UNDERSTANDING THE SIGNIFICANCE OF PLAY BEHAVIOUR TO ANIMAL WELFARE IN THE PIG
Play behaviour is commonly observed in young mammals. Play has some resemblance to adult behaviours (e.g. running; play fighting) but at the same time is recognisably different, being performed in an exaggerated, energetic and repetitive manner.
There is much interest in the biology of play especially in the neuroscience underlying play behaviour. Play has also been linked to animal welfare partly because play behaviour is reduced in response to challenges such as hunger and partly because animal play appears to be ‘enjoyable’. Hence play has been proposed as a potential indicator of positive welfare.

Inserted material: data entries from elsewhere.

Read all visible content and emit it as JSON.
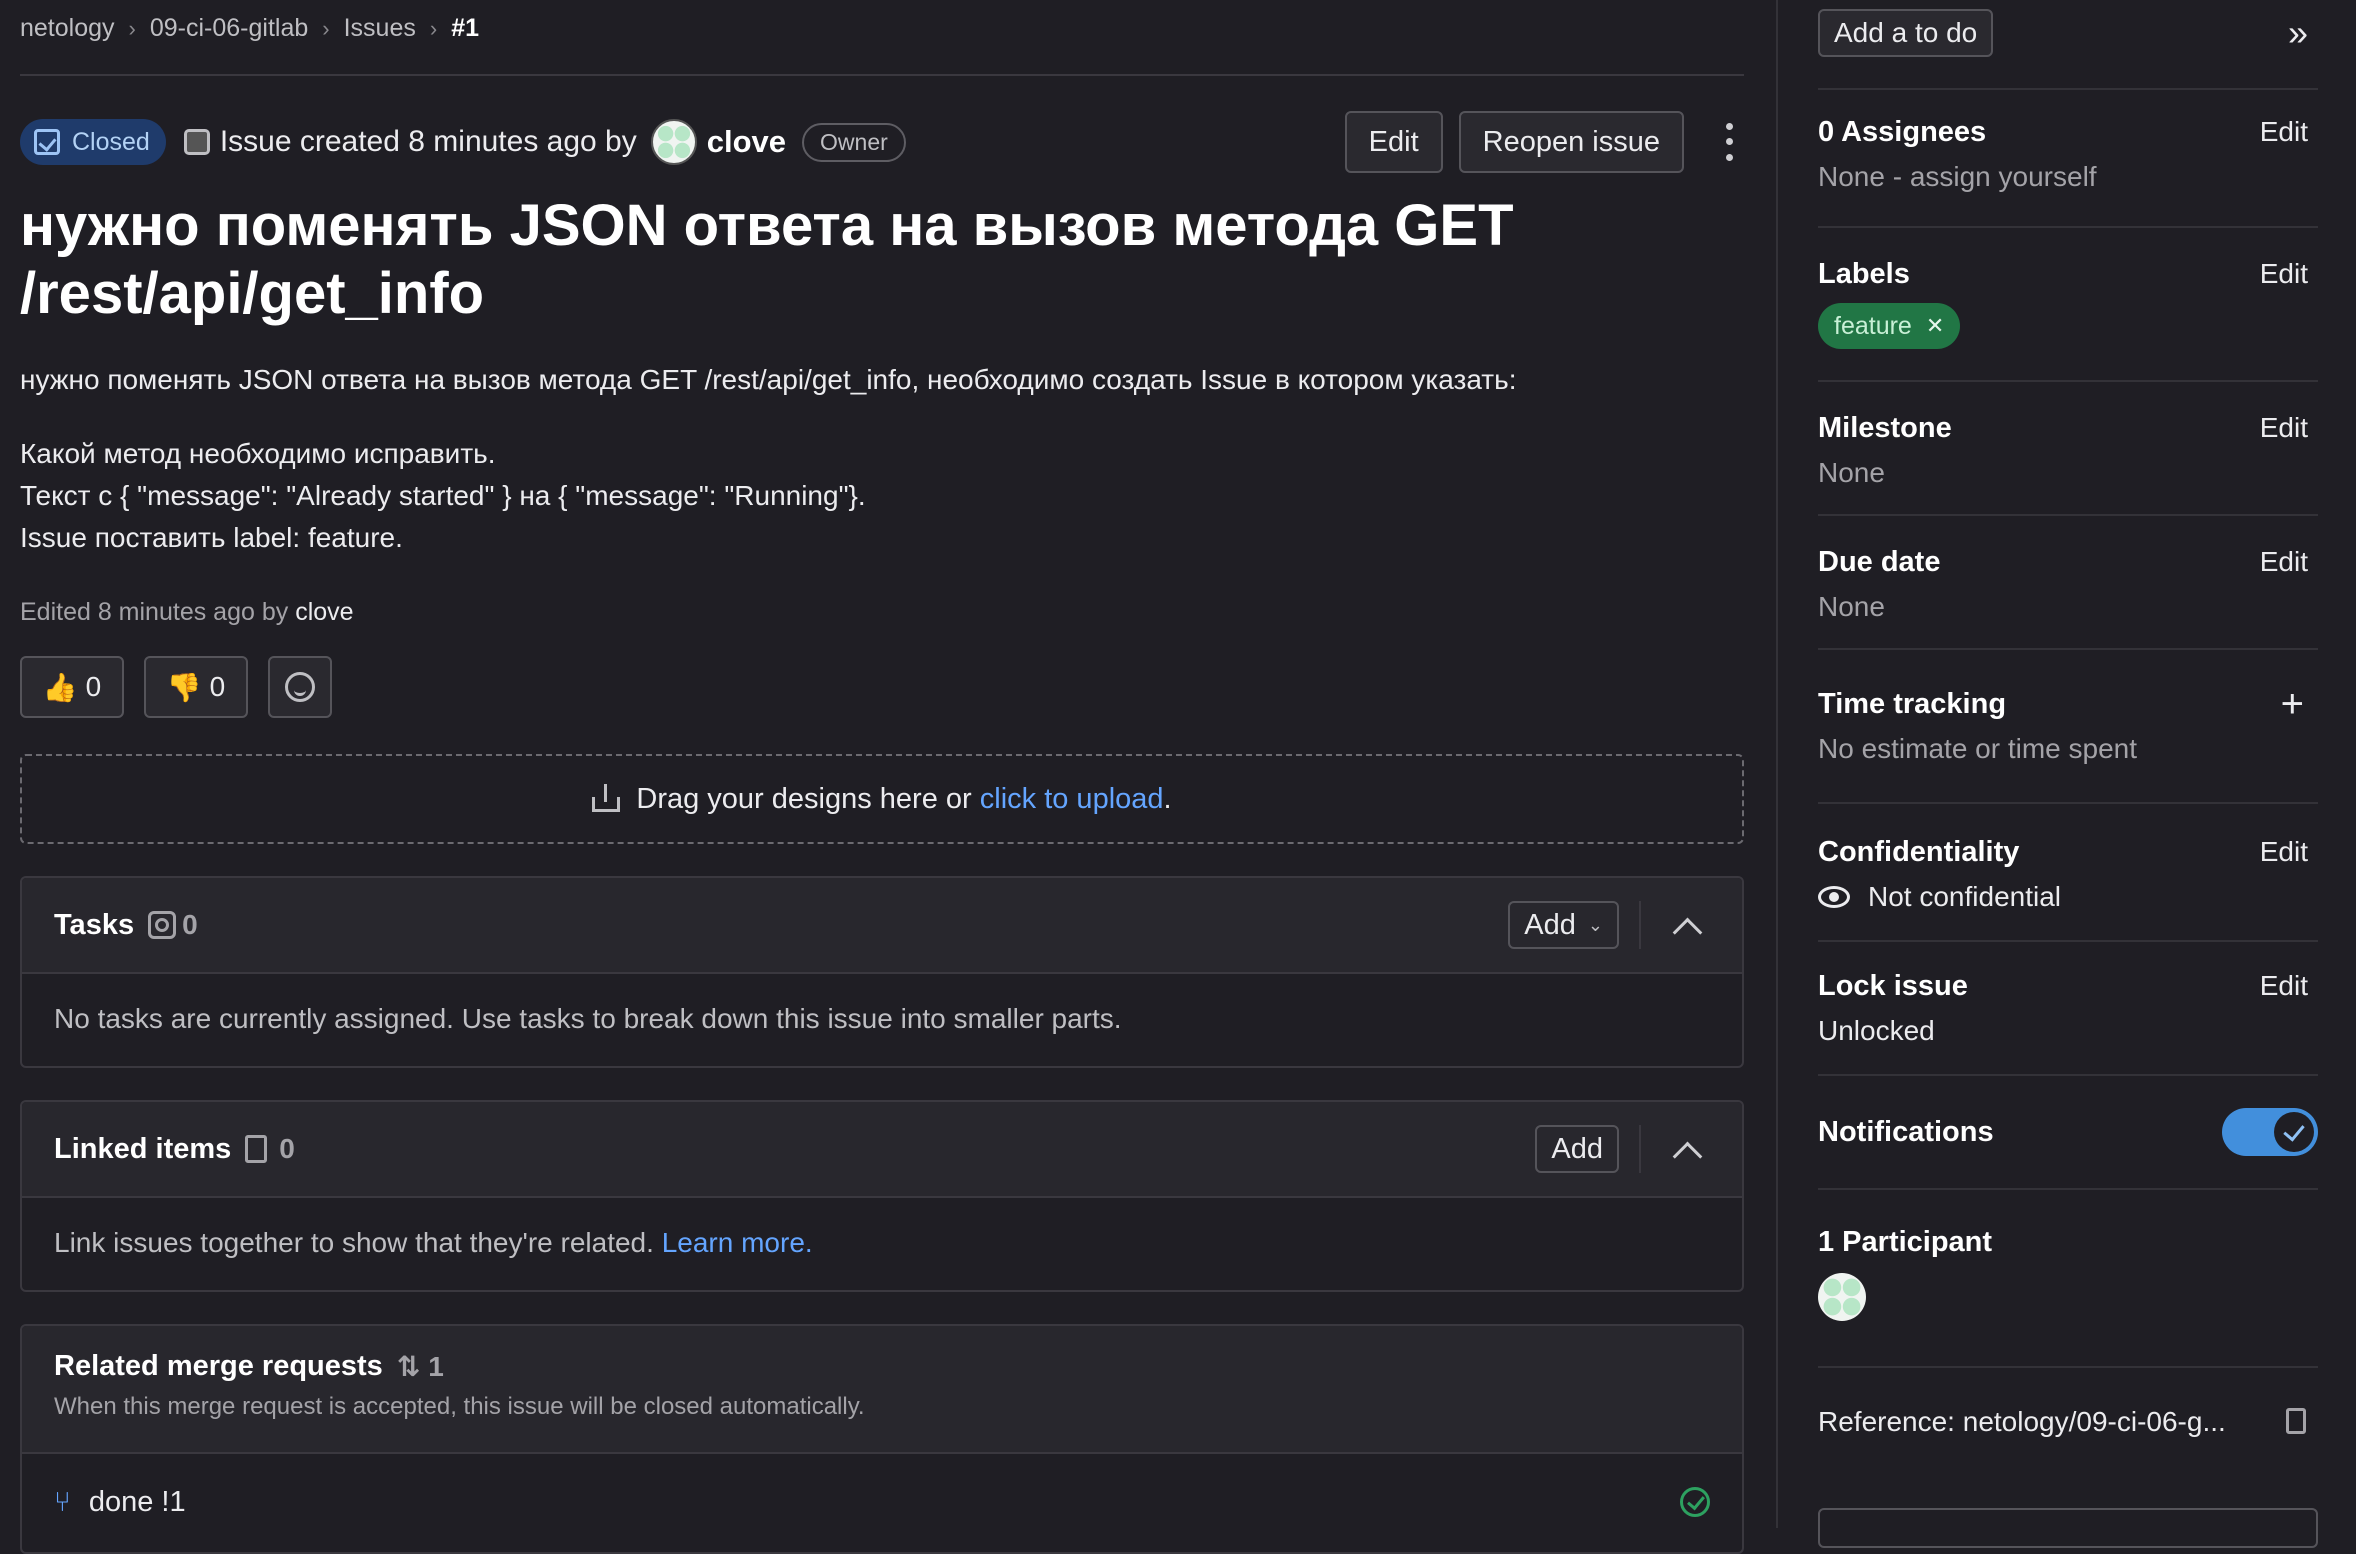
{
  "breadcrumb": [
    "netology",
    "09-ci-06-gitlab",
    "Issues",
    "#1"
  ],
  "issue": {
    "status": "Closed",
    "created_text": "Issue created 8 minutes ago by",
    "author": "clove",
    "author_role": "Owner",
    "edit_label": "Edit",
    "reopen_label": "Reopen issue",
    "title": "нужно поменять JSON ответа на вызов метода GET /rest/api/get_info",
    "description": [
      "нужно поменять JSON ответа на вызов метода GET /rest/api/get_info, необходимо создать Issue в котором указать:",
      "Какой метод необходимо исправить.",
      "Текст с { \"message\": \"Already started\" } на { \"message\": \"Running\"}.",
      "Issue поставить label: feature."
    ],
    "edited_prefix": "Edited 8 minutes ago by",
    "edited_by": "clove"
  },
  "reactions": {
    "thumbs_up_icon": "👍",
    "thumbs_up_count": "0",
    "thumbs_down_icon": "👎",
    "thumbs_down_count": "0"
  },
  "dropzone": {
    "text": "Drag your designs here or",
    "link": "click to upload",
    "suffix": "."
  },
  "tasks": {
    "title": "Tasks",
    "count": "0",
    "add_label": "Add",
    "empty": "No tasks are currently assigned. Use tasks to break down this issue into smaller parts."
  },
  "linked": {
    "title": "Linked items",
    "count": "0",
    "add_label": "Add",
    "empty": "Link issues together to show that they're related.",
    "learn_more": "Learn more."
  },
  "related_mr": {
    "title": "Related merge requests",
    "count": "1",
    "subtitle": "When this merge request is accepted, this issue will be closed automatically.",
    "item_title": "done",
    "item_ref": "!1"
  },
  "sidebar": {
    "todo_label": "Add a to do",
    "assignees_title": "0 Assignees",
    "assignees_value": "None - assign yourself",
    "labels_title": "Labels",
    "label_name": "feature",
    "milestone_title": "Milestone",
    "milestone_value": "None",
    "due_title": "Due date",
    "due_value": "None",
    "time_title": "Time tracking",
    "time_value": "No estimate or time spent",
    "conf_title": "Confidentiality",
    "conf_value": "Not confidential",
    "lock_title": "Lock issue",
    "lock_value": "Unlocked",
    "notif_title": "Notifications",
    "notifications_on": true,
    "participants_title": "1 Participant",
    "reference": "Reference: netology/09-ci-06-g...",
    "edit_label": "Edit"
  },
  "colors": {
    "background": "#1f1e24",
    "closed_badge": "#1f3b6b",
    "label_feature": "#217645",
    "link": "#64a5ff",
    "toggle_on": "#428fdc"
  }
}
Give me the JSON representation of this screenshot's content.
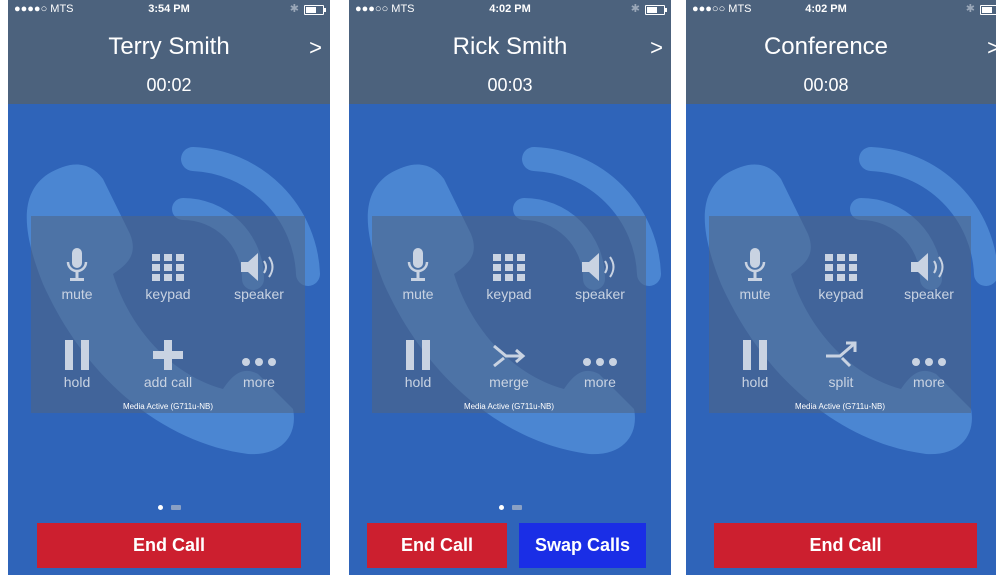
{
  "colors": {
    "header": "#4c627d",
    "background": "#2f64b9",
    "end_call": "#cc1f2f",
    "swap_calls": "#1a2ee6"
  },
  "screens": [
    {
      "status": {
        "carrier": "●●●●○ MTS",
        "time": "3:54 PM"
      },
      "caller": "Terry Smith",
      "duration": "00:02",
      "controls": {
        "mute": "mute",
        "keypad": "keypad",
        "speaker": "speaker",
        "hold": "hold",
        "middle": "add call",
        "more": "more"
      },
      "codec": "Media Active (G711u-NB)",
      "end_call": "End Call"
    },
    {
      "status": {
        "carrier": "●●●○○ MTS",
        "time": "4:02 PM"
      },
      "caller": "Rick Smith",
      "duration": "00:03",
      "controls": {
        "mute": "mute",
        "keypad": "keypad",
        "speaker": "speaker",
        "hold": "hold",
        "middle": "merge",
        "more": "more"
      },
      "codec": "Media Active (G711u-NB)",
      "end_call": "End Call",
      "swap_calls": "Swap Calls"
    },
    {
      "status": {
        "carrier": "●●●○○ MTS",
        "time": "4:02 PM"
      },
      "caller": "Conference",
      "duration": "00:08",
      "controls": {
        "mute": "mute",
        "keypad": "keypad",
        "speaker": "speaker",
        "hold": "hold",
        "middle": "split",
        "more": "more"
      },
      "codec": "Media Active (G711u-NB)",
      "end_call": "End Call"
    }
  ]
}
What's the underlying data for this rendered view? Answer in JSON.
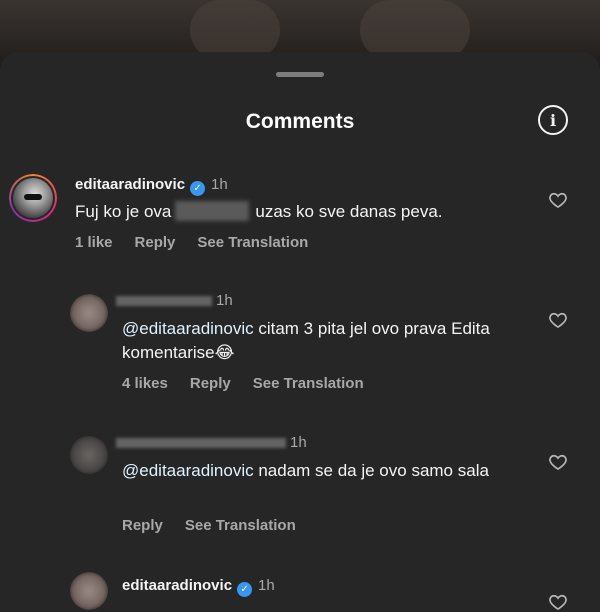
{
  "sheet": {
    "title": "Comments"
  },
  "comments": [
    {
      "username": "editaaradinovic",
      "verified": true,
      "time": "1h",
      "text_before": "Fuj ko je ova",
      "text_after": "uzas ko sve danas peva.",
      "likes": "1 like",
      "reply": "Reply",
      "translate": "See Translation"
    },
    {
      "username": "",
      "time": "1h",
      "mention": "@editaaradinovic",
      "text": "citam 3 pita jel ovo prava Edita komentarise😂",
      "likes": "4 likes",
      "reply": "Reply",
      "translate": "See Translation"
    },
    {
      "username": "",
      "time": "1h",
      "mention": "@editaaradinovic",
      "text": "nadam se da je ovo samo sala",
      "reply": "Reply",
      "translate": "See Translation"
    },
    {
      "username": "editaaradinovic",
      "verified": true,
      "time": "1h"
    }
  ]
}
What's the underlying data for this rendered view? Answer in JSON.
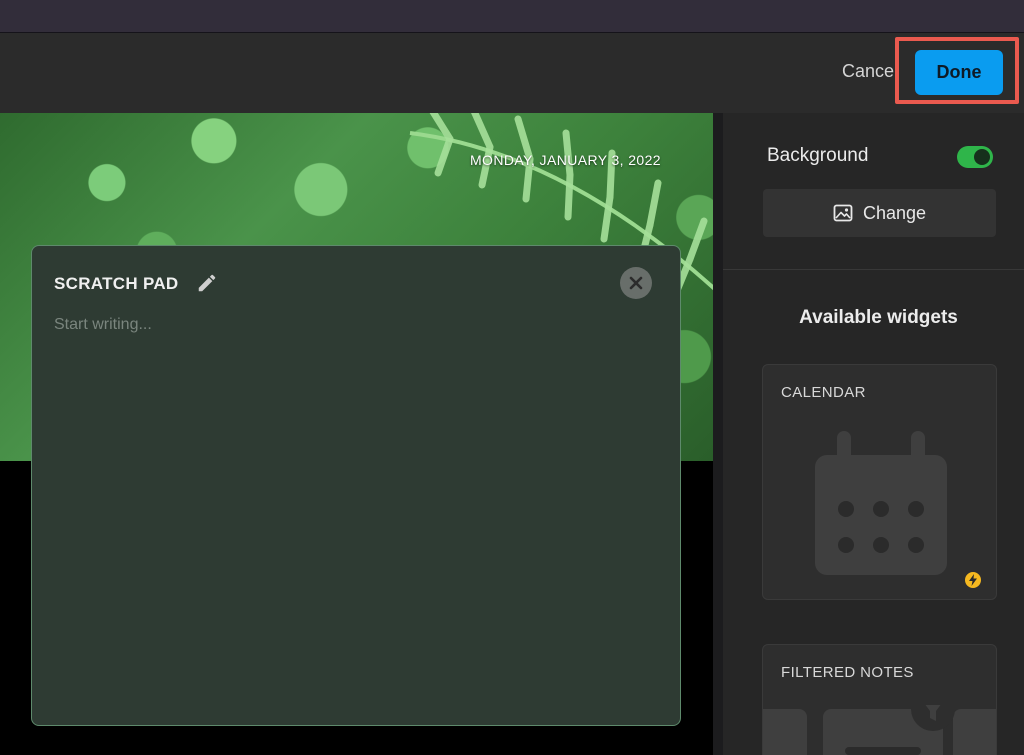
{
  "header": {
    "cancel_label": "Cancel",
    "done_label": "Done"
  },
  "canvas": {
    "date": "MONDAY, JANUARY 3, 2022"
  },
  "scratch_pad": {
    "title": "SCRATCH PAD",
    "placeholder": "Start writing..."
  },
  "sidebar": {
    "background_label": "Background",
    "background_enabled": true,
    "change_label": "Change",
    "widgets_heading": "Available widgets",
    "widgets": [
      {
        "title": "CALENDAR",
        "icon": "calendar-icon"
      },
      {
        "title": "FILTERED NOTES",
        "icon": "funnel-icon"
      }
    ]
  },
  "colors": {
    "accent": "#0a9cf0",
    "highlight": "#ea5a4f",
    "toggle_on": "#2fb54a",
    "pad_bg": "#2e3b33",
    "bolt": "#f5b820"
  },
  "icons": [
    "pencil-icon",
    "close-icon",
    "image-icon",
    "calendar-icon",
    "bolt-icon",
    "funnel-icon"
  ]
}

One commonly used approach to understand the causes and significance of behaviour is to study behavioural differences between individuals or groups of animals. Study of play behaviour in piglets has shown that there are strong and consistent differences in play between litters of pigs and that these differences are positively correlated to the rate that piglets are growing.
When play is studied over weaning it appears that litters respond differently to the challenge of weaning with indications that litters that are growing well before weaning are more adversely affected in terms of their play behaviour. These results support the use of play as an indicator of behavioural and physical development and potentially as a sensitive welfare indicator during early stages of life.